?The U.S. District Court of the Southern District of Texas recently ordered FedEx to pay $366 million to a former employee who sued over racial discrimination and retaliation. It rejected the company’s request to undo the jury’s verdict. The company immediately appealed the court’s decision on Feb. 3.
Background
In May 2021, Jennifer Harris, a Black former sales manager for FedEx in Texas, sued the shipping company for racial discrimination and retaliating against her for complaining about discrimination. The lawsuit claimed that FedEx violated federal law by hiring HR staff who were not qualified to uphold anti-discrimination policies, failing to adequately train its managers to follow laws prohibiting discrimination and retaliation, and failing to supervise its managers to ensure they complied with laws prohibiting discrimination and retaliation. The lawsuit said Harris was recognized as a high performer and successful sales manager. The lawsuit was brought under the Civil Rights Act of 1866, 42 U.S.C. Section 1981 and Title VII of the Civil Rights Act of 1964. Section 1981 prohibits private parties from refusing to enter into contracts because of race and, unlike Title VII, does not have a cap on damages, notes Fisher Phillips.
“FedEx was constantly changing Ms. Harris’s goals or moving Ms. Harris’s accounts around so that it would negatively affect Ms. Harris’s sales,” the lawsuit said. “When the discrimination began, FedEx artificially set Ms. Harris’s [sales] quota too high based on a customer that was moved out of her district to another district.”
Harris was promoted six times during her tenure and then was asked to take a demotion in 2019. A few days later, she reported race discrimination to HR. Afterward, her white supervisor removed some of her commissions and didn’t assign a customer in her district to her. Harris again reported discrimination and retaliation to HR. The company conducted an investigation and fired Harris in 2000[SH1] .
The lawsuit said FedEx didn’t fairly investigate Harris’ report of race discrimination, because it didn’t interview all the relevant witnesses or review all the relevant documents, such as performance evaluations. The lawsuit claimed the company didn’t adequately keep records of complaints and didn’t evaluate Harris the same as her peers when it disciplined and fired her.
After the trial, the jury rejected the racial discrimination claim but upheld the retaliation claim.
FedEx argued that it should get a new trial because Harris agreed in hiring documents to bring any employment-related claims within six months after they arose, and she filed her lawsuit more than six months after her termination.
Camille Diggs, a spokesperson for FedEx said, “We strongly disagree with the judgment entered, and we have filed our notice of appeal. We remain confident that we acted properly regarding Ms. Harris’s termination.”
Federal Law
Title VII forbids racial discrimination in hiring, firing, pay, job assignments, promotions, layoffs, training and employee benefits. Many states have similar laws against racial discrimination in the workplace.
Employers can be held liable if they don’t make good-faith efforts to prevent and promptly correct discrimination in the workplace.
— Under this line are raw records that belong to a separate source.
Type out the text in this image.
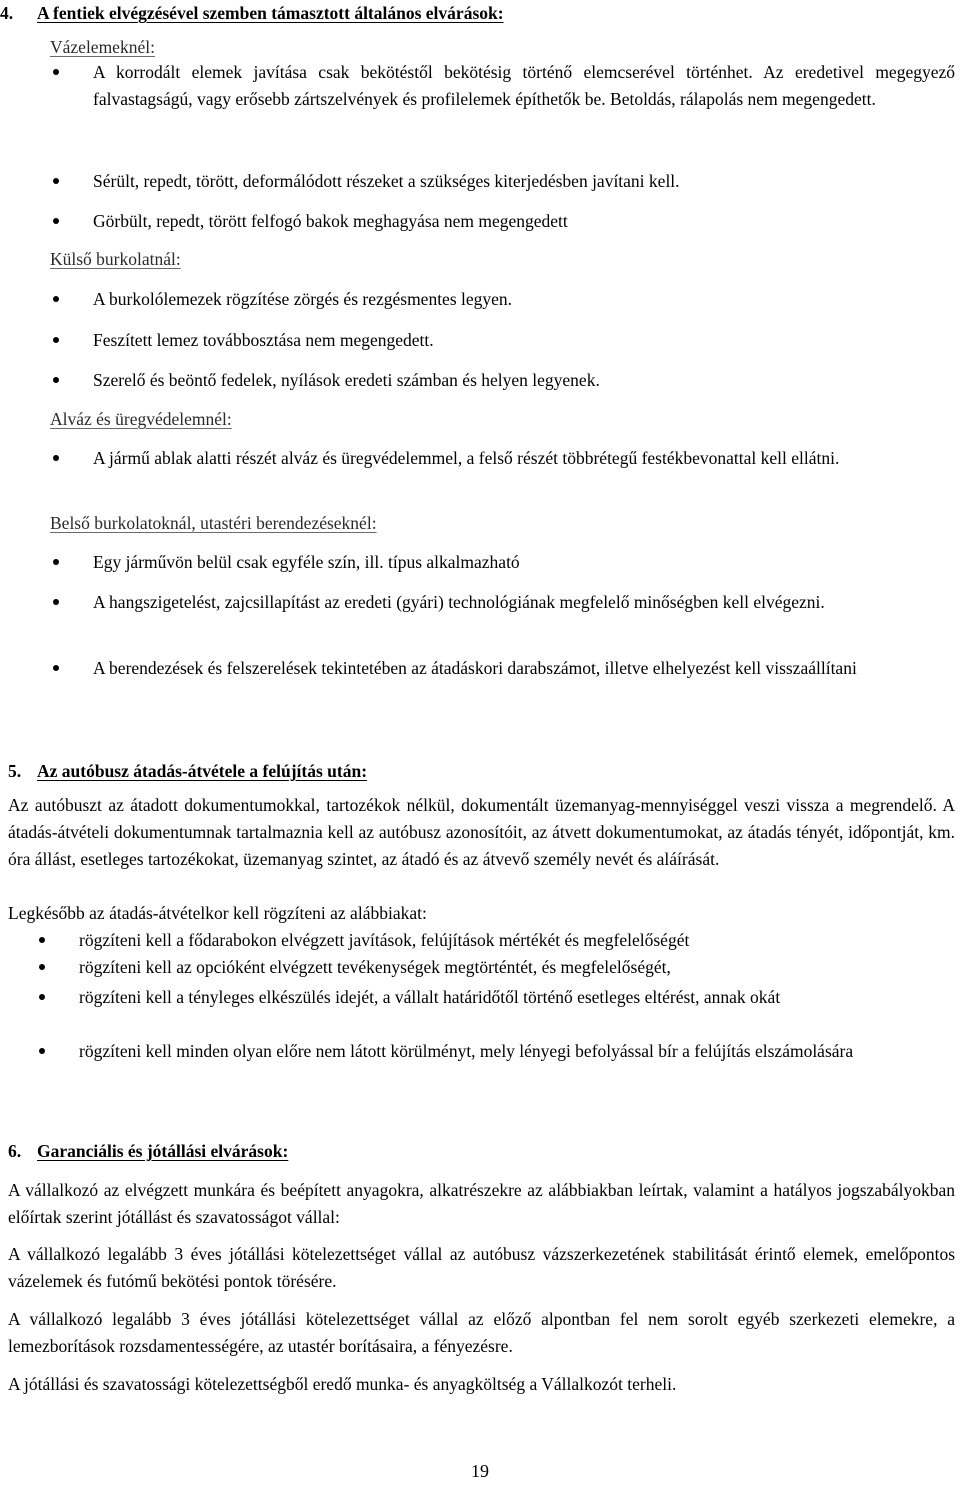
4. A fentiek elvégzésével szemben támasztott általános elvárások:
Vázelemeknél:
A korrodált elemek javítása csak bekötéstől bekötésig történő elemcserével történhet. Az eredetivel megegyező falvastagságú, vagy erősebb zártszelvények és profilelemek építhetők be. Betoldás, rálapolás nem megengedett.
Sérült, repedt, törött, deformálódott részeket a szükséges kiterjedésben javítani kell.
Görbült, repedt, törött felfogó bakok meghagyása nem megengedett
Külső burkolatnál:
A burkolólemezek rögzítése zörgés és rezgésmentes legyen.
Feszített lemez továbbosztása nem megengedett.
Szerelő és beöntő fedelek, nyílások eredeti számban és helyen legyenek.
Alváz és üregvédelemnél:
A jármű ablak alatti részét alváz és üregvédelemmel, a felső részét többrétegű festékbevonattal kell ellátni.
Belső burkolatoknál, utastéri berendezéseknél:
Egy járművön belül csak egyféle szín, ill. típus alkalmazható
A hangszigetelést, zajcsillapítást az eredeti (gyári) technológiának megfelelő minőségben kell elvégezni.
A berendezések és felszerelések tekintetében az átadáskori darabszámot, illetve elhelyezést kell visszaállítani
5. Az autóbusz átadás-átvétele a felújítás után:
Az autóbuszt az átadott dokumentumokkal, tartozékok nélkül, dokumentált üzemanyag-mennyiséggel veszi vissza a megrendelő. A átadás-átvételi dokumentumnak tartalmaznia kell az autóbusz azonosítóit, az átvett dokumentumokat, az átadás tényét, időpontját, km. óra állást, esetleges tartozékokat, üzemanyag szintet, az átadó és az átvevő személy nevét és aláírását.
Legkésőbb az átadás-átvételkor kell rögzíteni az alábbiakat:
rögzíteni kell a fődarabokon elvégzett javítások, felújítások mértékét és megfelelőségét
rögzíteni kell az opcióként elvégzett tevékenységek megtörténtét, és megfelelőségét,
rögzíteni kell a tényleges elkészülés idejét, a vállalt határidőtől történő esetleges eltérést, annak okát
rögzíteni kell minden olyan előre nem látott körülményt, mely lényegi befolyással bír a felújítás elszámolására
6. Garanciális és jótállási elvárások:
A vállalkozó az elvégzett munkára és beépített anyagokra, alkatrészekre az alábbiakban leírtak, valamint a hatályos jogszabályokban előírtak szerint jótállást és szavatosságot vállal:
A vállalkozó legalább 3 éves jótállási kötelezettséget vállal az autóbusz vázszerkezetének stabilitását érintő elemek, emelőpontos vázelemek és futómű bekötési pontok törésére.
A vállalkozó legalább 3 éves jótállási kötelezettséget vállal az előző alpontban fel nem sorolt egyéb szerkezeti elemekre, a lemezborítások rozsdamentességére, az utastér borításaira, a fényezésre.
A jótállási és szavatossági kötelezettségből eredő munka- és anyagköltség a Vállalkozót terheli.
19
“Employers should have a comprehensive system for receiving and investigating complaints from employees, and importantly, processes in place to protect complainants from retaliation. All employees, but particularly supervisors and HR employees, should receive regular training on implicit and explicit bias, harassment and differential treatment to understand the breadth of conduct that may constitute discrimination,” said Saba Bireda, an attorney with Sanford Heisler Sharp in Washington, D.C.
Biased or racist comments aren’t the only evidence of workplace discrimination that courts take into account. “Courts have also found race discrimination where plaintiffs presented evidence that they were treated differently than employees of a different race,” Bireda said. “This evidence has included records demonstrating that white employees with less seniority or qualifications were given preferential treatment or promotions over more senior and more qualified employees of a different race.”
To stop discrimination from continuing, employers should “give employees confidence that [discrimination] complaints will be investigated, and if discrimination is found, immediately addressed. Collecting data on complaints, advancement of underrepresented groups, climate surveys, etc., [are] key to understanding whether discrimination may be present in the workplace,” Bireda said.
Employers cannot retaliate against workers for reporting discrimination. As the U.S. Equal Employment Opportunity Commission notes, it is unlawful to retaliate against applicants or employees for:
- Filing or being a witness in an equal employment opportunity charge, complaint, investigation or lawsuit.
- Communicating with a supervisor or manager about employment discrimination, including harassment.
- Answering questions during an employer investigation of alleged harassment.
- Refusing to follow orders that would result in discrimination.
- Resisting sexual advances or intervening to protect others.
- Requesting accommodation for a disability or a religious practice.
- Asking managers or co-workers about salary information to uncover potentially discriminatory wages.